Die Begriffskombination "Gewalt", "Zwang" und "Disziplin" löst bei vielen Menschen, die sich als "links" definieren, einen spontanen, intellektuellen und emotionalen Abscheureflex aus. In dieser Kombination werden sie beinahe automatisch als "schlechte" Mittel zur "Absicherung von Herrschaft" in "ungerechten" Gesellschaften bzw. als typische Durchsetzungspraxen repressiver Gruppen verstanden. Bestätigt wird diese Abscheu dadurch, dass die gleiche Trias bei Menschen, die sich als "rechts" verstehen, häufig auf Offenheit und Neugier, wenn nicht auf unverhohlene Faszination stößt, was zur Bestätigung tradierter "Freund/Feind-Schemata" führt. Vielleicht liegt es genau daran, dass 'man' an der eigenen Abscheu festhalten möchte und gar nicht bereit ist, diese Begriffe eingehender zu untersuchen. Im Folgenden möchte ich anhand zweier Autoren und eigener Überlegungen die festgefügte Diskurslandschaft ein wenig verunsichern: Die Hauptthese lautet, dass sich im Verlauf von Gewalt-, Zwangs- und Disziplinierungsprozessen Formen einer "negativen" Entwicklungs-Dialektik ereignen können aber nicht müssen: aus nicht anders möglichen archaischen Anfängen, können sich höhere Formen des Bewusstseins und der sozialen Organisation entwickeln. Zugleich legt sich damit ein Schatten über den Beginn, der auch auf höheren Niveaus ständig präsent bleibt, zu Rückschritten einlädt und das Licht der späteren Entwicklungen immer wieder zu verdüstern droht.

Ulrike Urban-Stahl
Nicht ob, sondern inwiefern
Soziale Arbeit braucht die Debatte um die Legitimation von sozialer Kontrolle

Der Beitrag reflektiert die Haltung der Profession zu Kontrolle, Zwang und Macht in der Sozialen Arbeit. Dabei wird ausgehend vom strukturellen Spannungsfeld zwischen Hilfe und Kontrolle nicht in Frage gestellt, ob Kontrolle, Zwang und Macht Elemente der Sozialen Arbeit sind. Vielmehr geht es um die Auseinandersetzung um legitime und illegitime Begründungen für Reichweite und Formen von Kontrolle und um die Grenzen professioneller Lizenzen. Im Anschluss an einleitende begriffliche Konkretisierungen wird zunächst zwischen individualisierenden Begründungen und strukturellen Begünstigungen von Zwang in der Sozialen Arbeit differenziert. Darauf aufbauend wird die Verpflichtung der Profession zur Begrenzung ihrer Machtpotentiale in der Helfer-Klient-Beziehung ausgeführt und schließlich die Bedeutung der Auseinandersetzung für die Profession betont.

Carsten Höhler
Zwangselemente in der Heimerziehung und ihre Bewertung durch die Kinder und Jugendlichen

In dieser Sekundäranalyse werden unterschiedliche Zwangsformen, die derzeit in der Heimerziehung vorfindbar sind, vorgestellt und in ihren Merkmalen beschrieben. Darüber hinaus wird der Frage nachgegangen wie diese Zwangsformen von den Betroffenen wahrgenommen und bewertet werden.

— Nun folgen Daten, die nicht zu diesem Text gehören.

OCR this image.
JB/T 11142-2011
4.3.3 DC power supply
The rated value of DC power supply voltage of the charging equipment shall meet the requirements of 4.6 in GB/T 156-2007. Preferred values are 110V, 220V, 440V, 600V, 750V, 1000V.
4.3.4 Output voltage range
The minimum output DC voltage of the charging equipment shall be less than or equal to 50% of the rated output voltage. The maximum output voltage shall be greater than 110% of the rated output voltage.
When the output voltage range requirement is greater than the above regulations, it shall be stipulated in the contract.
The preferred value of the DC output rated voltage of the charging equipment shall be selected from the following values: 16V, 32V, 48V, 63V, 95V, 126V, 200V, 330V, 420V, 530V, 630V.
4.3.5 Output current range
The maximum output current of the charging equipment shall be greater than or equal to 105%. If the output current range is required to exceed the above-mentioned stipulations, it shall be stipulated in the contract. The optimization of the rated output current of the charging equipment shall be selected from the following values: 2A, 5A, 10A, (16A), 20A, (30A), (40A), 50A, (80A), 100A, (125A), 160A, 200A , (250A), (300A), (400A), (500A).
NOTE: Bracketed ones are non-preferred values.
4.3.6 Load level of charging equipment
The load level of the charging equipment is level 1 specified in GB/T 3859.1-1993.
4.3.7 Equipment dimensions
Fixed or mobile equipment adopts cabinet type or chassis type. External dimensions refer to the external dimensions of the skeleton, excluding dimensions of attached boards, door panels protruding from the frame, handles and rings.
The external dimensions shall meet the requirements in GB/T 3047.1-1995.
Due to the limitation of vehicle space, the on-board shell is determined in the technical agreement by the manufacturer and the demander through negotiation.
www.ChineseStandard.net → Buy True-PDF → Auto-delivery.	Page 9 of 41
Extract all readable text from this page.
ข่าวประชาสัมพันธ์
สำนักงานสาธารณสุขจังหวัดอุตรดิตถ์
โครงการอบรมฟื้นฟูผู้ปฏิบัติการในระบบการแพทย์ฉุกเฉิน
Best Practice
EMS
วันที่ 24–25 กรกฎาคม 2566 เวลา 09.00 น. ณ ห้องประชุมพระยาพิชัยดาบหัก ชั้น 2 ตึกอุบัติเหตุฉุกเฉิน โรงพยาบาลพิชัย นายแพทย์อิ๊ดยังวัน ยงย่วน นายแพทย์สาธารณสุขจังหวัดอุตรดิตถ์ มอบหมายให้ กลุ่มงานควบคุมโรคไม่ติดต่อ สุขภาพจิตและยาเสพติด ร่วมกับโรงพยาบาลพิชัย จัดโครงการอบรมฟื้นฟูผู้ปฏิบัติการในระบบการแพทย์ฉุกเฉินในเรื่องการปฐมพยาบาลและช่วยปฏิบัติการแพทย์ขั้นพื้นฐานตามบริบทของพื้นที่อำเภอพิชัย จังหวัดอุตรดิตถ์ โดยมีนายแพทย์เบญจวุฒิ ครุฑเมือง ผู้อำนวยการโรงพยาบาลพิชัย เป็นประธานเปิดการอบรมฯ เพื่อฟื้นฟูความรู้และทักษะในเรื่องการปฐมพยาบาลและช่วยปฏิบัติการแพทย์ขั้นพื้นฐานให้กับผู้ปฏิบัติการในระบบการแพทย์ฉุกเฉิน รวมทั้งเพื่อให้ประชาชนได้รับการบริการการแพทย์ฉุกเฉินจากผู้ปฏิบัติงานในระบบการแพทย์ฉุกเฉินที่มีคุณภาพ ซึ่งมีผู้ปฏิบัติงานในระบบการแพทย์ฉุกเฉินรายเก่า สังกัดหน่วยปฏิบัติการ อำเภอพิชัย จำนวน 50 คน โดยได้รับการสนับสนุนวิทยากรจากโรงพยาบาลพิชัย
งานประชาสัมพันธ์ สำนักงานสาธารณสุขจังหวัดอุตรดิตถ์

Kurt Möller, Nils Schuhmacher
Raus aus der rechtsextremen Ecke
Was bewirken Repression und institutionelle Sanktionierung?

Es soll im Folgenden auf der Grundlage von Daten aus einem eigenen Forschungsprojekt genauer der Frage nachgegangen werden, welchen Stellenwert Repression und Sanktionserleben bzw. -androhung bei der Entscheidung einnehmen, sich von einer bislang vertretenen rechtsextremen Einstellung, von einer entsprechenden Szene-Zugehörigkeit oder von einzelnen, mit ihr in Verbindung stehenden Verhaltensweisen zu distanzieren.